La nuit est tombée doucement et a arrosé le sol de ce chemin de campagne infini.
Le rideau s'est refermé et le silence a hurlé jusque dans les coins sombres de la maison.
Je suis là, immobile, au centre d'une pièce immensément vide. Une pièce plongée elle aussi dans la nuit de l'hiver.
La maison, la pièce et moi, toutes les trois envahies, englouties par la nuit. C'est l'empire du rien.
J'ai le néant au bout des doigts. Je reste là, le regard transporté par cette lumière noire absolument inouïe.
Je m'assieds et je contemple le spectacle. Je suis la seule invitée, au premier rang d'une représentation unique. Je m'oublie totalement, jusqu'à ce que j'aperçoive au loin, à travers le mur épais, une lumière lunaire et bleutée. Une lumière jamais rencontrée auparavant, douce, reposante, tellement reposante que je lui envoie un baiser.
Visiblement, l'acte deux se joue plus loin. Alors je me lève, traverse le mur et emprunte le chemin lavé par la pluie.
Je marche avec légèreté, je vole presque.
Et puis au loin, sur l'écran géant de l'horizon, une ombre apparait.
C'est une femme. Elle danse avec la grâce d'une ballerine, perchée sur d'immenses jambes que je devine sous une cape. Une cape qui vole au vent, dessinant des courbes légères et dentelées. Elle est belle, d'une beauté polaire qui suffit à sublimer cet instant. L'ombre danse et l'écran sur lequel elle imprime ses pas me fascine.
A l'intérieur de moi se mélangent terreur et fascination. Au loin, j'entends son rire moqueur, cruel. Je sais qu'elle m'a vue.
Je sais aussi qu'elle possède toute la connaissance, qu'elle a tout vécu, tout ressenti, tout imaginé, tout espéré. Je sais qu'elle n'ignore rien de la vie, de ses revers et de ses emportements.
Et elle danse, bien plus grande que la lune et l'horizon.
Elle est la vie même, dansant sous mes yeux. Bouleversante. Percutante. Sublimement folle.

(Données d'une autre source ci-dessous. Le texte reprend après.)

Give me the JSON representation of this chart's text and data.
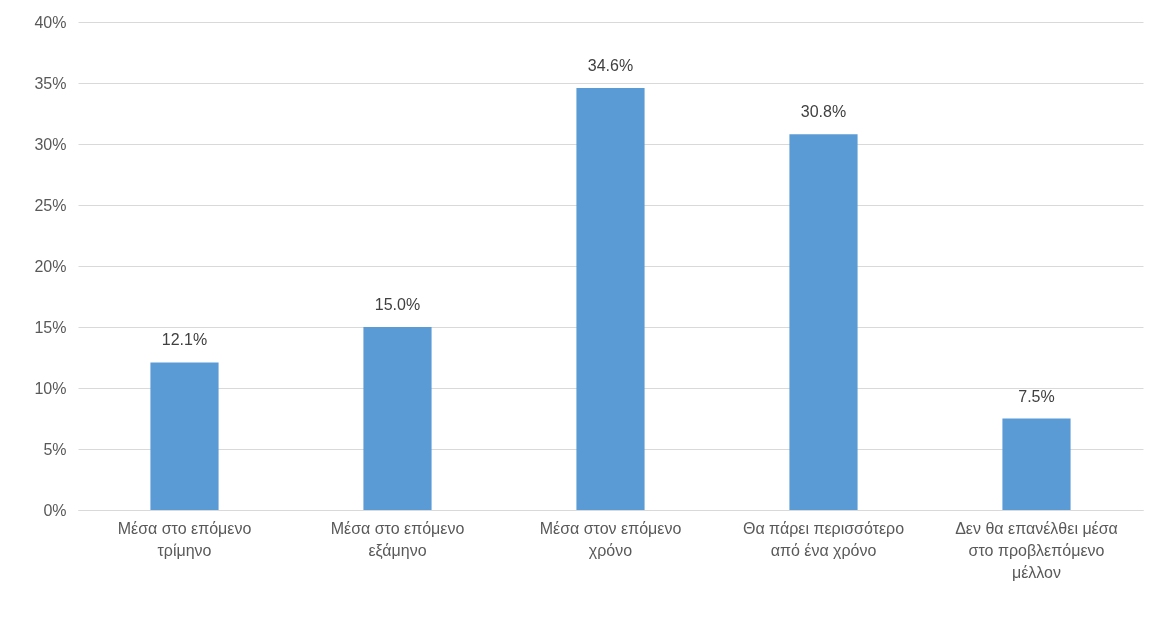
{
  "chart_data": {
    "type": "bar",
    "categories": [
      "Μέσα στο επόμενο τρίμηνο",
      "Μέσα στο επόμενο εξάμηνο",
      "Μέσα στον επόμενο χρόνο",
      "Θα πάρει περισσότερο από ένα χρόνο",
      "Δεν θα επανέλθει μέσα στο προβλεπόμενο μέλλον"
    ],
    "values": [
      12.1,
      15.0,
      34.6,
      30.8,
      7.5
    ],
    "value_labels": [
      "12.1%",
      "15.0%",
      "34.6%",
      "30.8%",
      "7.5%"
    ],
    "color": "#5b9bd5",
    "ylim": [
      0,
      40
    ],
    "yticks": [
      {
        "value": 0,
        "label": "0%"
      },
      {
        "value": 5,
        "label": "5%"
      },
      {
        "value": 10,
        "label": "10%"
      },
      {
        "value": 15,
        "label": "15%"
      },
      {
        "value": 20,
        "label": "20%"
      },
      {
        "value": 25,
        "label": "25%"
      },
      {
        "value": 30,
        "label": "30%"
      },
      {
        "value": 35,
        "label": "35%"
      },
      {
        "value": 40,
        "label": "40%"
      }
    ],
    "grid": "y"
  }
}
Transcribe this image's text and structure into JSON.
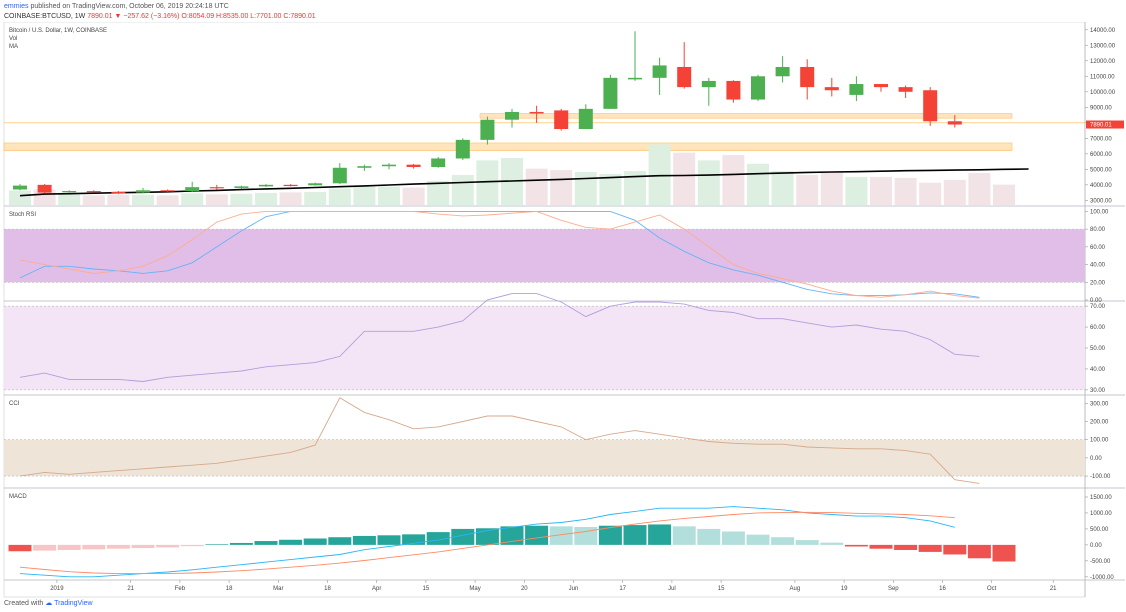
{
  "header": {
    "user": "emmies",
    "published": "published on TradingView.com, October 06, 2019 20:24:18 UTC",
    "symbol": "COINBASE:BTCUSD, 1W",
    "last": "7890.01",
    "arrow": "▼",
    "change": "−257.62 (−3.16%)",
    "ohlc": "O:8054.09 H:8535.00 L:7701.00 C:7890.01"
  },
  "footer": {
    "created": "Created with",
    "brand": "TradingView"
  },
  "colors": {
    "up": "#4caf50",
    "down": "#f44336",
    "grid": "#e0e3eb",
    "stoch_band": "#e1bee7",
    "rsi_band": "#f3e5f5",
    "cci_band": "#efe4d8",
    "ma": "#000000",
    "zone": "#ffe0b2",
    "macd_pos": "#26a69a",
    "macd_pos_light": "#b2dfdb",
    "macd_neg": "#ef5350",
    "macd_neg_light": "#f7c5c5"
  },
  "chart_data": [
    {
      "type": "candlestick",
      "panel": "price",
      "labels": [
        "Bitcoin / U.S. Dollar, 1W, COINBASE",
        "Vol",
        "MA"
      ],
      "y_ticks": [
        "14000.00",
        "13000.00",
        "12000.00",
        "11000.00",
        "10000.00",
        "9000.00",
        "8000.00",
        "7000.00",
        "6000.00",
        "5000.00",
        "4000.00",
        "3000.00"
      ],
      "last_price_label": "7890.01",
      "ylim": [
        2700,
        14500
      ],
      "x_ticks": [
        {
          "i": 1.5,
          "label": "2019"
        },
        {
          "i": 4.5,
          "label": "21"
        },
        {
          "i": 6.5,
          "label": "Feb"
        },
        {
          "i": 8.5,
          "label": "18"
        },
        {
          "i": 10.5,
          "label": "Mar"
        },
        {
          "i": 12.5,
          "label": "18"
        },
        {
          "i": 14.5,
          "label": "Apr"
        },
        {
          "i": 16.5,
          "label": "15"
        },
        {
          "i": 18.5,
          "label": "May"
        },
        {
          "i": 20.5,
          "label": "20"
        },
        {
          "i": 22.5,
          "label": "Jun"
        },
        {
          "i": 24.5,
          "label": "17"
        },
        {
          "i": 26.5,
          "label": "Jul"
        },
        {
          "i": 28.5,
          "label": "15"
        },
        {
          "i": 31.5,
          "label": "Aug"
        },
        {
          "i": 33.5,
          "label": "19"
        },
        {
          "i": 35.5,
          "label": "Sep"
        },
        {
          "i": 37.5,
          "label": "16"
        },
        {
          "i": 39.5,
          "label": "Oct"
        },
        {
          "i": 42,
          "label": "21"
        }
      ],
      "candles": [
        [
          3700,
          4050,
          3650,
          3950
        ],
        [
          4000,
          4050,
          3450,
          3500
        ],
        [
          3550,
          3650,
          3500,
          3600
        ],
        [
          3600,
          3650,
          3500,
          3550
        ],
        [
          3550,
          3600,
          3400,
          3450
        ],
        [
          3500,
          3800,
          3450,
          3650
        ],
        [
          3650,
          3700,
          3550,
          3600
        ],
        [
          3600,
          4200,
          3550,
          3850
        ],
        [
          3850,
          4000,
          3700,
          3800
        ],
        [
          3800,
          3950,
          3750,
          3900
        ],
        [
          3900,
          4050,
          3850,
          4000
        ],
        [
          4000,
          4050,
          3900,
          3970
        ],
        [
          3970,
          4150,
          3950,
          4100
        ],
        [
          4100,
          5400,
          4050,
          5100
        ],
        [
          5100,
          5300,
          4900,
          5200
        ],
        [
          5200,
          5400,
          5000,
          5300
        ],
        [
          5300,
          5350,
          5050,
          5150
        ],
        [
          5150,
          5800,
          5100,
          5700
        ],
        [
          5700,
          7000,
          5600,
          6900
        ],
        [
          6900,
          8400,
          6600,
          8200
        ],
        [
          8200,
          8900,
          7700,
          8700
        ],
        [
          8700,
          9100,
          8000,
          8600
        ],
        [
          8800,
          8900,
          7500,
          7600
        ],
        [
          7600,
          9200,
          7600,
          8900
        ],
        [
          8900,
          11100,
          8900,
          10900
        ],
        [
          10800,
          13900,
          10700,
          10900
        ],
        [
          10900,
          12200,
          9800,
          11700
        ],
        [
          11600,
          13200,
          10200,
          10300
        ],
        [
          10300,
          10900,
          9100,
          10700
        ],
        [
          10700,
          10750,
          9300,
          9500
        ],
        [
          9500,
          11100,
          9400,
          11000
        ],
        [
          11000,
          12300,
          10600,
          11600
        ],
        [
          11600,
          12100,
          9500,
          10300
        ],
        [
          10300,
          10900,
          9700,
          10100
        ],
        [
          9800,
          11000,
          9400,
          10500
        ],
        [
          10500,
          10500,
          10000,
          10300
        ],
        [
          10300,
          10400,
          9600,
          10000
        ],
        [
          10100,
          10300,
          7800,
          8100
        ],
        [
          8100,
          8500,
          7700,
          7890
        ]
      ],
      "volume": [
        30,
        32,
        22,
        20,
        21,
        21,
        20,
        24,
        22,
        23,
        25,
        26,
        27,
        34,
        40,
        38,
        36,
        50,
        62,
        92,
        97,
        75,
        72,
        68,
        64,
        70,
        125,
        108,
        92,
        103,
        85,
        70,
        62,
        68,
        58,
        58,
        56,
        46,
        52,
        66,
        42
      ],
      "ma_values": [
        3300,
        3400,
        3430,
        3460,
        3490,
        3520,
        3550,
        3600,
        3640,
        3690,
        3740,
        3780,
        3830,
        3880,
        3930,
        3990,
        4050,
        4100,
        4150,
        4200,
        4250,
        4300,
        4350,
        4410,
        4470,
        4530,
        4590,
        4600,
        4630,
        4670,
        4720,
        4760,
        4800,
        4830,
        4850,
        4880,
        4910,
        4930,
        4950,
        4970,
        5000,
        5020
      ],
      "zones": [
        [
          8300,
          8600
        ],
        [
          6200,
          6700
        ]
      ],
      "hline": 8000
    },
    {
      "type": "line",
      "panel": "Stoch RSI",
      "y_ticks": [
        "100.00",
        "80.00",
        "60.00",
        "40.00",
        "20.00",
        "0.00"
      ],
      "ylim": [
        0,
        105
      ],
      "band": [
        20,
        80
      ],
      "series": [
        {
          "values": [
            25,
            38,
            38,
            35,
            33,
            30,
            33,
            42,
            60,
            78,
            94,
            100,
            100,
            100,
            100,
            100,
            100,
            100,
            100,
            100,
            100,
            100,
            100,
            100,
            100,
            90,
            70,
            55,
            42,
            34,
            28,
            20,
            12,
            7,
            5,
            5,
            6,
            8,
            7,
            3
          ]
        },
        {
          "values": [
            45,
            40,
            35,
            30,
            33,
            38,
            50,
            68,
            88,
            97,
            100,
            100,
            100,
            100,
            100,
            100,
            100,
            97,
            95,
            96,
            98,
            100,
            90,
            82,
            80,
            88,
            96,
            80,
            60,
            40,
            30,
            24,
            18,
            10,
            5,
            3,
            6,
            10,
            5,
            2
          ]
        }
      ]
    },
    {
      "type": "line",
      "panel": "RSI",
      "y_ticks": [
        "70.00",
        "60.00",
        "50.00",
        "40.00",
        "30.00"
      ],
      "ylim": [
        28,
        72
      ],
      "band": [
        30,
        70
      ],
      "series": [
        {
          "values": [
            36,
            38,
            35,
            35,
            35,
            34,
            36,
            37,
            38,
            39,
            41,
            42,
            43,
            46,
            58,
            58,
            58,
            60,
            63,
            73,
            76,
            76,
            72,
            65,
            70,
            72,
            72,
            71,
            68,
            67,
            64,
            64,
            62,
            60,
            61,
            59,
            58,
            54,
            47,
            46
          ]
        }
      ]
    },
    {
      "type": "line",
      "panel": "CCI",
      "y_ticks": [
        "300.00",
        "200.00",
        "100.00",
        "0.00",
        "-100.00"
      ],
      "ylim": [
        -160,
        340
      ],
      "band": [
        -100,
        100
      ],
      "series": [
        {
          "values": [
            -100,
            -80,
            -90,
            -80,
            -70,
            -60,
            -50,
            -40,
            -30,
            -10,
            10,
            30,
            70,
            330,
            250,
            210,
            160,
            170,
            200,
            230,
            230,
            200,
            170,
            100,
            130,
            150,
            130,
            110,
            90,
            80,
            75,
            75,
            60,
            55,
            50,
            50,
            40,
            20,
            -120,
            -140
          ]
        }
      ]
    },
    {
      "type": "bar",
      "panel": "MACD",
      "y_ticks": [
        "1500.00",
        "1000.00",
        "500.00",
        "0.00",
        "-500.00",
        "-1000.00"
      ],
      "ylim": [
        -1100,
        1750
      ],
      "histogram": [
        -200,
        -180,
        -160,
        -140,
        -120,
        -100,
        -80,
        -40,
        20,
        60,
        120,
        160,
        200,
        240,
        280,
        300,
        330,
        400,
        500,
        520,
        580,
        600,
        580,
        560,
        600,
        620,
        640,
        580,
        500,
        420,
        320,
        240,
        150,
        70,
        -50,
        -120,
        -160,
        -220,
        -300,
        -420,
        -520
      ],
      "series": [
        {
          "values": [
            -900,
            -950,
            -1000,
            -1000,
            -950,
            -900,
            -850,
            -780,
            -700,
            -620,
            -540,
            -460,
            -380,
            -300,
            -150,
            -50,
            50,
            150,
            300,
            450,
            550,
            650,
            700,
            800,
            950,
            1050,
            1150,
            1150,
            1150,
            1200,
            1150,
            1100,
            1000,
            950,
            900,
            900,
            850,
            750,
            550
          ]
        },
        {
          "values": [
            -700,
            -770,
            -840,
            -880,
            -900,
            -900,
            -900,
            -880,
            -850,
            -810,
            -760,
            -700,
            -640,
            -570,
            -490,
            -400,
            -310,
            -220,
            -110,
            0,
            110,
            220,
            320,
            420,
            540,
            650,
            750,
            830,
            890,
            950,
            1000,
            1010,
            1020,
            1010,
            990,
            970,
            950,
            910,
            850
          ]
        }
      ]
    }
  ]
}
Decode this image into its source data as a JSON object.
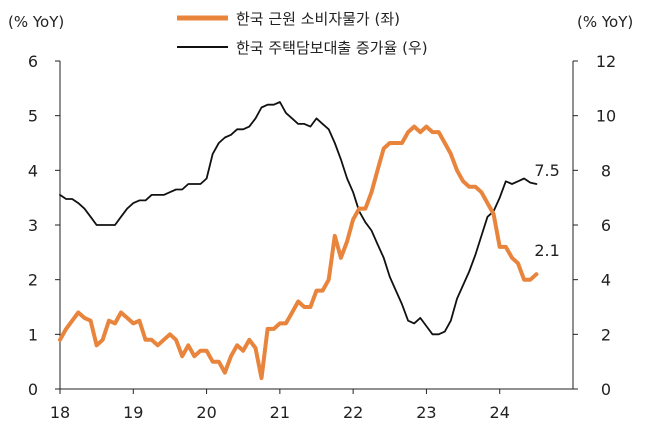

La danse a duré une éternité, je ne me suis pas posé de questions.
J'ai habité le spectacle jusqu'à le ressentir au plus profond de mes entrailles.
Et puis elle s'est arrêtée. Une voiture venue de je-ne-sais-où s'est approchée. Une voiture sans conducteur qui l'a emportée. Ailleurs.
Et moi, j'ai continué ma route, marchant les pieds nus dans sa direction.